Hearty pledge 〜出会いと別れ、そして…… 〜

作家: 蒼河颯人
作家(かな): そうがはやと

Hearty pledge 〜出会いと別れ、そして…… 〜

更新日: 2023/06/02 21:46
歴史、時代、伝奇

本編


 ある日の昼頃、物音がした。
 目を覚まして身を起こしてみると、一人の女が佇んでいた。
 
 長い黒髪を背に流し、輪郭の柔らかな瓜実顔に真白な頬、赤い唇は桜桃のようにふっくらとしている。
 大層美しい女だった。
 一体どこから入って来たのだろうという疑問よりも、女の容姿に目が張り付いていた。
 何故か、彼女から目を離すことが出来ない。
 
 そんな私を見ると、女はふわりと微笑んだ。
 
「わたくし、あなたに逢いに参りました」
 
 初見だ。会ったこともない。
 不思議な女だ。

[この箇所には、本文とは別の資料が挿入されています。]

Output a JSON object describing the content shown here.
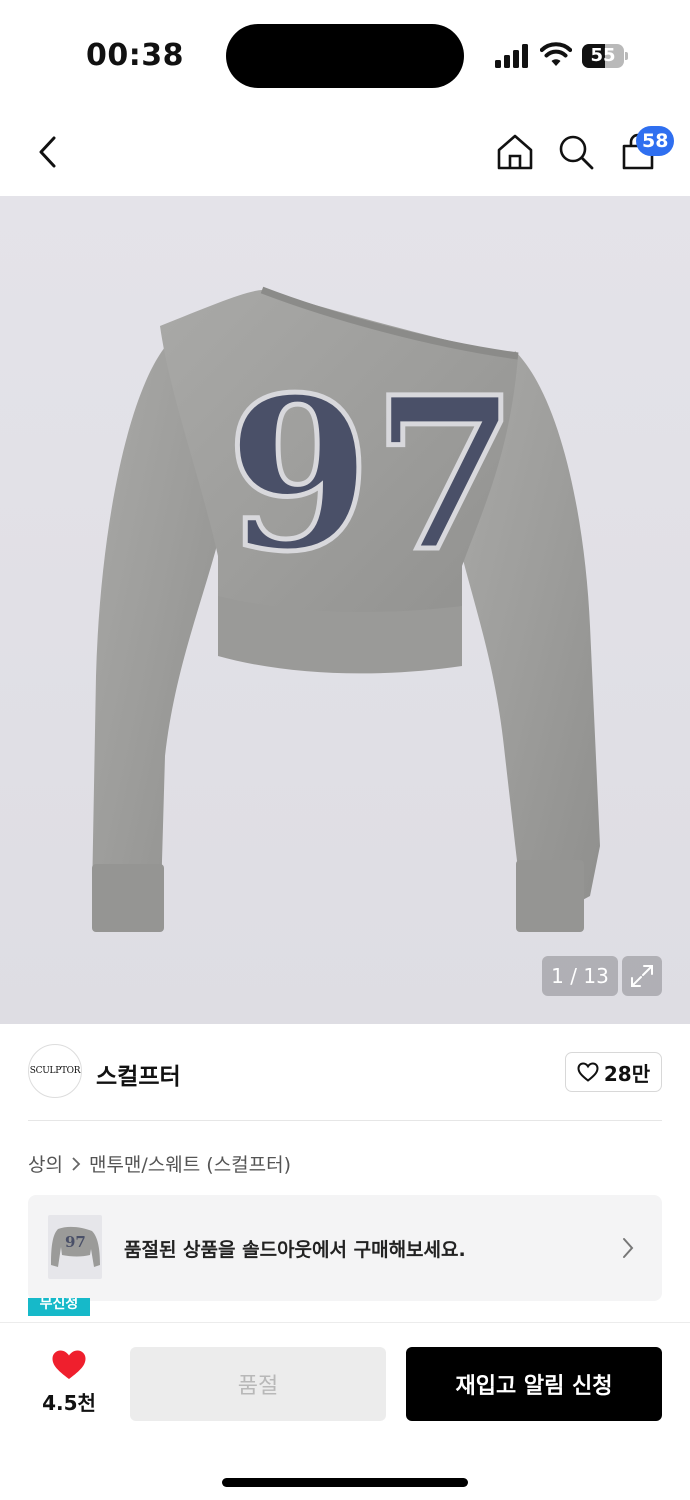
{
  "status_bar": {
    "time": "00:38",
    "battery": "55",
    "battery_level_percent": 55
  },
  "top_nav": {
    "back_icon": "chevron-left-icon",
    "home_icon": "home-icon",
    "search_icon": "search-icon",
    "cart_icon": "shopping-bag-icon",
    "cart_count": "58"
  },
  "product_image": {
    "print_text": "97",
    "counter": "1 / 13",
    "expand_icon": "expand-icon"
  },
  "brand": {
    "logo_text": "SCULPTOR",
    "name": "스컬프터",
    "likes": "28만"
  },
  "breadcrumb": {
    "items": [
      "상의",
      "맨투맨/스웨트 (스컬프터)"
    ]
  },
  "banner": {
    "text": "품절된 상품을 솔드아웃에서 구매해보세요.",
    "badge": "무신정"
  },
  "bottom_bar": {
    "wish_count": "4.5천",
    "soldout_label": "품절",
    "restock_label": "재입고 알림 신청"
  },
  "colors": {
    "accent_blue": "#2f6ff0",
    "heart_red": "#ef1f2d",
    "badge_teal": "#16b9c9",
    "cta_black": "#000000",
    "print_navy": "#4a5068"
  }
}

私が失念しているだけだろうか?
 記憶の中を探っていると、目の前の身体が突然よろけた。
 そして、そのまま前方に向かって倒れてくる。
 床に接触する寸前で私はその身体を抱き止めた。
 羽根のように、軽い身体だ。
 長い黒髪が頬に掛かってくる。
 
「……大丈夫か?」
 
「すみません。めまいがしたもので……」
 
 腕の中の女と目があった。
 虹色水晶のような煌めきが見つめ返してくる。
 胸の心臓がドクンと飛び跳ねた。
 吸い込まれてしまいそうなその瞳に釘付けとなる。
 女は私の背に腕を絡め、縋り付いてきた。
 すべすべとした柔らかな肌の感触に、脈が早鐘のように打ち始める。
 私は何故か彼女に抗うことが出来なかった。
 
 数刻経った頃、女は静かに私から身を離すと気崩れた着物を直し、どこか名残惜しそうに目を伏せた。
 
「あなたに逢えて嬉しゅうございました。朝は雲となり、夕方には雨となった時、また此処に参ります。必ずあなたに逢いに行きます。それまであなた、待っていて下さいますか?」
 
 私は静かに肯いた。
 不思議と首を横に振ることが出来なかった。
 
 ※ ※ ※
 
 目が覚めると、そこは自分の部屋の中だった。
 自分以外、誰もいない。
 夢……?
 不思議と、腕と唇に柔らかい感触が残っていた。
 背中に縋り付かれた腕と指の感触もある。
 あれは、本当に夢だったのだろうか?
 
 翌朝、山に紫がかった雲がかかったのを見た。
 しかし、夕方になっても雨は降らなかった。
 
 明日はどうだろうか。
 
 その翌朝、やはり山に雲がかかるのを見かけるが、夕方になっても晴れたままだった。
 
 それから私は何日も待ち続けた。
 朝、山に紫がかった雲がかかるのは見えても、夕方に雨の降らない日が続いた。
 日が昇っては落ち、日が昇っては落ち、数日が過ぎて行く。
 自分は女にだまされたのではなかろうかと思い出した。
 
 ※ ※ ※
 
 何日経ったのか分からなくなった、ある日のこと。
 朝、山に極めて美しい雲のかかっているのが見えた。
 紫がかってはいるのだが、明らかにいつもとは違う雲だ。
 陽が傾きかけた頃、静寂の中涼やかな音が聞こえてきた。
 
 ぽたりぽたりと葉を揺らす雫。
 まるで、全てを赦し赦される様な優しい響きだ。
 母なる海から蒸気となって舞い上がり、雲となった後地上へと舞い戻った残響。
 空から零れ落ちて来るのは、玲瓏たる鏡の様に透徹した宝玉のようで、虹入水晶の様に煌めいていた。
 
 ぼんやりと景色を眺めていると、どこか温かい湿気に身体を包み込まれた。
 あの日の感触が静かに蘇る。
 
 ああ、彼女は戻って来たのだな、私の側に。
 周囲の空気が微笑んでいるように感じた。